Nessun taglio, solo controllo dell’aumento della spesa
Comunicato stampa su uno dei temi in votazione il 15 maggio 2022
Il prossimo 15 maggio 2022 il popolo ticinese è chiamato a votare sul decreto legislativo “per il pareggio del conto economico del Cantone entro il 31 dicembre 2025, con misure di contenimento della spesa e senza riversamento di oneri sui Comuni”.
Lo scopo del decreto, come chiaramente indicato nel testo in votazione, non è quello di tagliare prestazioni e penalizzare le fasce più deboli, tanto che non taglia alcuna spesa e non riduce alcun aiuto rispetto a quanto in vigore oggi con le attuali leggi.
Si tratta semplicemente di:
- risanare le finanze pubbliche spendendo con più oculatezza i soldi dei contribuenti, senza aumentarne il carico fiscale;
- bloccare il meccanismo che oggi porta lo Stato a spendere di più di quanto non incassi, utilizzando meglio le risorse necessarie per intervenire in modo mirato ed equilibrato laddove necessario.
Impiegare con maggiore senso di responsabilità le risorse messe a disposizione dello Stato dai cittadini e dalle imprese è un dovere anche verso le generazioni future.
La presunta “macelleria sociale” sbandierata dai referendisti è pura demagogia.
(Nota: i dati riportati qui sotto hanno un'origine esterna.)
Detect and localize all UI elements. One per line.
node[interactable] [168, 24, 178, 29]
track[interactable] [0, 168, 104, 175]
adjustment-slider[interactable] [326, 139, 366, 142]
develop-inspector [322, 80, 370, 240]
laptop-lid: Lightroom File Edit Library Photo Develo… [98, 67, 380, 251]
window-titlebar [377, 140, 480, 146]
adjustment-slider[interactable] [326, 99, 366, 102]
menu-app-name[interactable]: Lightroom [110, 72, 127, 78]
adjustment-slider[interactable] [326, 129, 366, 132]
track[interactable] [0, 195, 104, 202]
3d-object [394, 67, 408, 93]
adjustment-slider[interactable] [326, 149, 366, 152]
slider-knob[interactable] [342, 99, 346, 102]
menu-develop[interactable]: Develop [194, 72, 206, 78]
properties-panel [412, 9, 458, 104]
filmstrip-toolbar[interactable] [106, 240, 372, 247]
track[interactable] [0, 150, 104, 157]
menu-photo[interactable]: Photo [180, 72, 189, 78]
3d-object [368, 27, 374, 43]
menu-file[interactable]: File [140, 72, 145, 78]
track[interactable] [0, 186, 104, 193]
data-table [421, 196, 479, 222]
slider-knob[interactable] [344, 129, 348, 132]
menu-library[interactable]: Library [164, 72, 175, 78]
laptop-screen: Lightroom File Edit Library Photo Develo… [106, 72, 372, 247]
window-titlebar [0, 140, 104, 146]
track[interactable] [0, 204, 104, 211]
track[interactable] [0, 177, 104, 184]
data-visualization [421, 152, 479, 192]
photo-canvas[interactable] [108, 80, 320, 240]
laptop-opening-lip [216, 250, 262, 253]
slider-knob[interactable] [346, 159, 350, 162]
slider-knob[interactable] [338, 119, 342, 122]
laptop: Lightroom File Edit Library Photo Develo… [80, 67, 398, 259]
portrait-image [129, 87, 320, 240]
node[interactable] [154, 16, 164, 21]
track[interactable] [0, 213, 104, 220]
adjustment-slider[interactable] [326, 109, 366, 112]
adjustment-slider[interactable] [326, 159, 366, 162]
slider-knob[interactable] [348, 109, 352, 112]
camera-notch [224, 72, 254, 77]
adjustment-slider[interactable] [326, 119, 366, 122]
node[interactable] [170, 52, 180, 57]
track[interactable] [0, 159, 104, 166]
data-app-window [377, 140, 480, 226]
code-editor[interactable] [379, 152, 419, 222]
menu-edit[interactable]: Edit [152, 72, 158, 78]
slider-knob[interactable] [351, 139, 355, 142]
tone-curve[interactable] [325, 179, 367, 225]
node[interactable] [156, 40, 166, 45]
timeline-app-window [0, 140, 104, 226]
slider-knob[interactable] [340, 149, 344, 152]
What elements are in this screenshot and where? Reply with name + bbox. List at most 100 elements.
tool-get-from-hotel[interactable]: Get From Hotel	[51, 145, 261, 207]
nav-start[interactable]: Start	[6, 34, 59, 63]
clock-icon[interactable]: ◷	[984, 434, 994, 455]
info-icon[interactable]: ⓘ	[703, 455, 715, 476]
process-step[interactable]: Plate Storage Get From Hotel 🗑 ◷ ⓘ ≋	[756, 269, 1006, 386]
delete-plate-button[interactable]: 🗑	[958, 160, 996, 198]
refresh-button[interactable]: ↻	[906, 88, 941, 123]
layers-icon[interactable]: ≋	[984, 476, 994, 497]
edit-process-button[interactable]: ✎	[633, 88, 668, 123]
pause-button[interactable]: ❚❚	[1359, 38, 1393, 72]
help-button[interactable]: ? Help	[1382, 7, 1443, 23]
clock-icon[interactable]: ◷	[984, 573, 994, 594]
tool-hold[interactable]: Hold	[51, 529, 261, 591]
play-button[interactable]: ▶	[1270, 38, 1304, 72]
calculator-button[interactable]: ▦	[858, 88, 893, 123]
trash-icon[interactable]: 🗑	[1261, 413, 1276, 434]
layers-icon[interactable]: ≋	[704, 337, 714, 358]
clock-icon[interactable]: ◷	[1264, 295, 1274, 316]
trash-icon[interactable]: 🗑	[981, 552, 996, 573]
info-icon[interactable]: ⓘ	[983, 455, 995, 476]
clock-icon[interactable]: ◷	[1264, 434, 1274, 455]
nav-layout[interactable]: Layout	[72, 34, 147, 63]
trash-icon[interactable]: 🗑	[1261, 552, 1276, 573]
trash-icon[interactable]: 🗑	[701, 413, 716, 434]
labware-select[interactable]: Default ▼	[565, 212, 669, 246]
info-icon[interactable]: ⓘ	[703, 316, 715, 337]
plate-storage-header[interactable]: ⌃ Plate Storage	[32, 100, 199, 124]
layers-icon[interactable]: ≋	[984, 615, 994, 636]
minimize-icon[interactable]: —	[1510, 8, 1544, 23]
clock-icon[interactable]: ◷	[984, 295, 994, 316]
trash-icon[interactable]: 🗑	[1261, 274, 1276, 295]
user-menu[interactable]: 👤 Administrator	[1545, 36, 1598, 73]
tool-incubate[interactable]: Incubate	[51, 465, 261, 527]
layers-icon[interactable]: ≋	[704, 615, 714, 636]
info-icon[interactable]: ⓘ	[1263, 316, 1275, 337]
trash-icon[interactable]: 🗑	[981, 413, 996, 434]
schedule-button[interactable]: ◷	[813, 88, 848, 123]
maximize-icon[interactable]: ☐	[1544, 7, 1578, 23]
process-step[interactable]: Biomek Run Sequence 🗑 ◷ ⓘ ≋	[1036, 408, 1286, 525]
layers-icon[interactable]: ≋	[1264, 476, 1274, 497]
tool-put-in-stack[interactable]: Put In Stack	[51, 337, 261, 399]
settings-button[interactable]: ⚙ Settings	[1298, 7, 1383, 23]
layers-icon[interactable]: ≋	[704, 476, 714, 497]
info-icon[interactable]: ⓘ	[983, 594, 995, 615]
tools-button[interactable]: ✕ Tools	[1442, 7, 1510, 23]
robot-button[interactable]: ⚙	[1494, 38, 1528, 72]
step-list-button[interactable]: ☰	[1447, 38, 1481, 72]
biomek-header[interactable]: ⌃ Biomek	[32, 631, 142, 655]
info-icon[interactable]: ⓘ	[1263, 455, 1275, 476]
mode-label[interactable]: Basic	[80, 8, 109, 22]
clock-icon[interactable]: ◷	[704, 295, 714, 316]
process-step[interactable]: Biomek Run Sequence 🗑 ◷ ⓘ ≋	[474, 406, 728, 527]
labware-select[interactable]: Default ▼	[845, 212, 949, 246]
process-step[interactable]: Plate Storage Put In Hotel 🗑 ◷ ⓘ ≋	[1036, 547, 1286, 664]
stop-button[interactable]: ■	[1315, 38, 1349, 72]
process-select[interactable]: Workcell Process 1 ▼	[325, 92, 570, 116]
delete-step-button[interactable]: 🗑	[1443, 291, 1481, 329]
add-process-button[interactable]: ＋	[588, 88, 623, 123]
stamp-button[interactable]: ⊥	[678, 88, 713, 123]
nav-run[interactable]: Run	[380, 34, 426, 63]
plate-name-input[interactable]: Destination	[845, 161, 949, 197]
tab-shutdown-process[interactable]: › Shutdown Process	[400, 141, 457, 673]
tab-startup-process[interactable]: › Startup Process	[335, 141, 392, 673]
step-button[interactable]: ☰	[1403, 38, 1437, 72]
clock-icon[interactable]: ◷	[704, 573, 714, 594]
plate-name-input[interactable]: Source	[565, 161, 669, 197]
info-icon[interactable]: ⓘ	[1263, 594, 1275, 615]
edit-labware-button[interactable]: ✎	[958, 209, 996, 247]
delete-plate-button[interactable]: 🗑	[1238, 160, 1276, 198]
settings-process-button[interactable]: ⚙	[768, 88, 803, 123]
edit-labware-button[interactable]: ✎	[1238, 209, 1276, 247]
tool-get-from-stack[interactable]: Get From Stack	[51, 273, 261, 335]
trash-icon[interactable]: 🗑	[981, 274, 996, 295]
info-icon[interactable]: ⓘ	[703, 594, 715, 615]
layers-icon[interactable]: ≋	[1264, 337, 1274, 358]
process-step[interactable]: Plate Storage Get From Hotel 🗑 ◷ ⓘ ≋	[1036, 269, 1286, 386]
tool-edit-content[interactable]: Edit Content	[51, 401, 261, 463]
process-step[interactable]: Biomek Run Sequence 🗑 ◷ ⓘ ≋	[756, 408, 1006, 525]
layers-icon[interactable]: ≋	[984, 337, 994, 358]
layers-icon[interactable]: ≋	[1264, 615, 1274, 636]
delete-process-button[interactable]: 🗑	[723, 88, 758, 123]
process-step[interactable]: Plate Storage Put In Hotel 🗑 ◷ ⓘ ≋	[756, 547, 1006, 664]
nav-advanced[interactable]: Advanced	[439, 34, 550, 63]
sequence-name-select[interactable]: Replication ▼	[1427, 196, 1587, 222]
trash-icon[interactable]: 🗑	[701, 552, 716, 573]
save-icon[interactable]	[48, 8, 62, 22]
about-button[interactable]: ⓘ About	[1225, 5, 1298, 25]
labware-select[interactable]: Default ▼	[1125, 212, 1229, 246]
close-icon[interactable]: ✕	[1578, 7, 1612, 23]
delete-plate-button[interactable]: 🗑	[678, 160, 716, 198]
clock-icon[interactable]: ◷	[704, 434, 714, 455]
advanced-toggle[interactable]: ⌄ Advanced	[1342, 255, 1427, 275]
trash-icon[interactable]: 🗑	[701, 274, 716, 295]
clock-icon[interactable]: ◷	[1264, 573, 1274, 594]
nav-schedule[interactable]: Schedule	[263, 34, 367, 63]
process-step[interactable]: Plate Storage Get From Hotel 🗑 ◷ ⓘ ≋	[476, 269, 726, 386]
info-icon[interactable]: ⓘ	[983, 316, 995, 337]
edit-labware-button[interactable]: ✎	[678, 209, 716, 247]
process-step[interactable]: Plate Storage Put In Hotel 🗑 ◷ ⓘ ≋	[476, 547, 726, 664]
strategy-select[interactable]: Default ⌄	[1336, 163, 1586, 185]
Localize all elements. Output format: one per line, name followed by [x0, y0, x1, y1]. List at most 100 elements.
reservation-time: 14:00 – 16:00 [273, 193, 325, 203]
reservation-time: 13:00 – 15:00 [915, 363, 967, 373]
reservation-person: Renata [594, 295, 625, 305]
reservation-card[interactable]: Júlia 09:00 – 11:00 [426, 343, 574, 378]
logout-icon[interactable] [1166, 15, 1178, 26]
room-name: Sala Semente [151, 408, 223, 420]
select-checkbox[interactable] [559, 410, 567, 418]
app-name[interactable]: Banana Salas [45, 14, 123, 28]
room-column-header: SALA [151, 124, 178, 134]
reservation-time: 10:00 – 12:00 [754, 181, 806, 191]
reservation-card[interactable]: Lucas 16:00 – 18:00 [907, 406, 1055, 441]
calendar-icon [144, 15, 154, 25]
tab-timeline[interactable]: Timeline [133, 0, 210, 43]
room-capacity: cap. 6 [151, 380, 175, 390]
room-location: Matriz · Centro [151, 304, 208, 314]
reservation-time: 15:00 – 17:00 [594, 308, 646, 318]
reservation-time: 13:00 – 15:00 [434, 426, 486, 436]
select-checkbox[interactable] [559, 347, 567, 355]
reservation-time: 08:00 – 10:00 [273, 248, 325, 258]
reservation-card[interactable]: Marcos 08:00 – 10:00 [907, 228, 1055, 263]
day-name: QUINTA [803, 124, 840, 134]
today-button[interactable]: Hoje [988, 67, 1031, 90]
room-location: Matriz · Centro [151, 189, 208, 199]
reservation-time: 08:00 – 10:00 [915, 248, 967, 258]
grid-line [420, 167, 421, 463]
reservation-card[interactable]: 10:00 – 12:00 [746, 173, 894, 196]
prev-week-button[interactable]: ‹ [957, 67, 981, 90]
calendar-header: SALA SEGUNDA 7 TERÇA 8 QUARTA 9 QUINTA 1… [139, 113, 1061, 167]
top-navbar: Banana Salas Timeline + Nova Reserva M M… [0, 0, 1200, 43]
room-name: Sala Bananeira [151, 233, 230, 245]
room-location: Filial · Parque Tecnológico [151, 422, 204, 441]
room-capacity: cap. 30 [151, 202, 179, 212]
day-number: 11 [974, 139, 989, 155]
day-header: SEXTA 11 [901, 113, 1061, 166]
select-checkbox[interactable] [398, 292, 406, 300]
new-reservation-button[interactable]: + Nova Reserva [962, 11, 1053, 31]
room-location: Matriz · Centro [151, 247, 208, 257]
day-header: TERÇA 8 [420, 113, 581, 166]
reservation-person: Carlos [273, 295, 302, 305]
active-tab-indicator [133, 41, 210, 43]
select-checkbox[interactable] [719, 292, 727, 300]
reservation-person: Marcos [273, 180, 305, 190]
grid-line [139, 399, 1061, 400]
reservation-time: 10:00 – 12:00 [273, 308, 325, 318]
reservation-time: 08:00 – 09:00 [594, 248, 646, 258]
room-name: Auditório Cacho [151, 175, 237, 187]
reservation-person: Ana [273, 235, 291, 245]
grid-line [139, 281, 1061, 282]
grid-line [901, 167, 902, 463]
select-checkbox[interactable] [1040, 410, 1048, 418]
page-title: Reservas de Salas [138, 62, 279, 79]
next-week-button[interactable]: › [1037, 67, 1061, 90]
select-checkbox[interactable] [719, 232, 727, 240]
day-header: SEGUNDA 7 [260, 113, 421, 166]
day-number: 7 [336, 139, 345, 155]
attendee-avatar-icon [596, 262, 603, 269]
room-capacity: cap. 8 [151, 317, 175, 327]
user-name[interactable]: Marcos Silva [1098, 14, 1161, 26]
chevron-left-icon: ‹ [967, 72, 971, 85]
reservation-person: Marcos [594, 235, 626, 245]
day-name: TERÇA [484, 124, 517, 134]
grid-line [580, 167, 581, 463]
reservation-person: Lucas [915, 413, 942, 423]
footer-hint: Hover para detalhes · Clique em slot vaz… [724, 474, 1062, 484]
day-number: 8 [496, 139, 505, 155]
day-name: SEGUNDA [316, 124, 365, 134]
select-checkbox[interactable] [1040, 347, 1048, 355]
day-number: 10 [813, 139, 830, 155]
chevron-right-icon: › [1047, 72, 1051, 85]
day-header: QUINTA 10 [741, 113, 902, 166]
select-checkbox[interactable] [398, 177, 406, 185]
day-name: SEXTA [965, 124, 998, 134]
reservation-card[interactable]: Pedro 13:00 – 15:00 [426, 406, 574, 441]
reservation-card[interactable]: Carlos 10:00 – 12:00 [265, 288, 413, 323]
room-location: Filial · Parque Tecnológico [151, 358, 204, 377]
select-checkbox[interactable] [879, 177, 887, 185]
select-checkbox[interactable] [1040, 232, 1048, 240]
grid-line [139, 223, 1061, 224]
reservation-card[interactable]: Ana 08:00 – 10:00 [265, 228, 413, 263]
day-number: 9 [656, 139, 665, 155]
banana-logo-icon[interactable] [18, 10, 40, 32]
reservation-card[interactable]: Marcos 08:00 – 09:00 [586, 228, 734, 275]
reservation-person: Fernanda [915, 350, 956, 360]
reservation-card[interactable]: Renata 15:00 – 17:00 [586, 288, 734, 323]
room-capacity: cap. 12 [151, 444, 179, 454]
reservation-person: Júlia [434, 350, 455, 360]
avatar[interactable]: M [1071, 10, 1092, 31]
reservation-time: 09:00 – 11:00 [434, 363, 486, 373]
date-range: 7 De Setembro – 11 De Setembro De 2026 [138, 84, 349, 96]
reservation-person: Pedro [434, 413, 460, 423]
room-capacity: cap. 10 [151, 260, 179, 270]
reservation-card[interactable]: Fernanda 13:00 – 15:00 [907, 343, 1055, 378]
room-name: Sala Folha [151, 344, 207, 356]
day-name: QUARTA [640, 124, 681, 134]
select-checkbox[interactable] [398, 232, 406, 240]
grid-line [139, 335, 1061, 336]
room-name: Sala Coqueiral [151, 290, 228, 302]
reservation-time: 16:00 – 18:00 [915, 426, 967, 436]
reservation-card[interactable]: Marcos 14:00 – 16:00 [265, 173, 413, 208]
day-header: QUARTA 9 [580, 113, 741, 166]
Non vi saranno tagli nel sociale, nella sanità, nella formazione e in generale nei servizi al cittadino, settori per i quali la crescita della spesa è al contrario costante. Il contenimento della spesa non significa tagliare, ma solo rallentarne la crescita con un utilizzo più ponderato e oculato dei mezzi a disposizione. L’aumento incontrollato della spesa è spesso legato a decisioni politiche più dettate da un calcolo opportunistico che da reali necessità.
Le manovre di rientro degli anni scorsi sono riuscite a riportare in equilibrio i conti pre-pandemici dello Stato, ma la situazione delle finanze cantonali rimane fragile.
È un fatto però che oggi la spesa per i dipendenti pubblici, per il funzionamento della macchina dello Stato e per i sussidi (le tre voci che possono essere oggetto di misure di contenimento) in dieci anni è aumentata di oltre il 30%, in cifre: 709 milioni di franchi.
Anche per i contribuenti ticinesi rispetto al 2010 il carico fiscale è aumentato di 364 milioni di franchi in un decennio.
Senza dimenticare una voce spesso ignorata, cioè quella delle varie tasse (non le imposte), aumentate senza necessità di consultazione popolare e che sono lievitate di 63 milioni di franchi rispetto al 2010. Significativo è che le imposte pagate dai contribuenti ticinesi (senza tenere conto delle imprese) non basta per pagare i salari e i costi derivanti dai salari degli impiegati pubblici.
In questo contesto è più che ragionevole sostenere una proposta che mira a limitare l’aumento incontrollato della spesa, senza toccare le fasce più deboli e le necessità manifeste, che obbliga a utilizzare i soldi dei contribuenti solo per interventi necessari e che impedisce aumenti di imposte che colpirebbero in maniera importante le cittadine, i cittadini e le aziende.
Le strumentali accuse al mondo economico di avere sfruttato lo Stato durante la pandemia, tagliandone ora le risorse non ha alcun fondamento per tre motivi:
- I crediti concessi alle aziende sono da rimborsare e non costituiscono regali;
- Non sono stati regali nemmeno gli aiuti IPG e del lavoro ridotto, visto che si tratta di assicurazioni finanziate con i mezzi delle aziende e delle/dei dipendenti a tutela dei posti di lavoro;
- I contributi a fondo perso sono andati a chi è stato costretto a chiudere per decisione dell’Autorità e si è trovato impedito per ordine superiore a esercitare la sua attività. Un’indennità più che dovuta.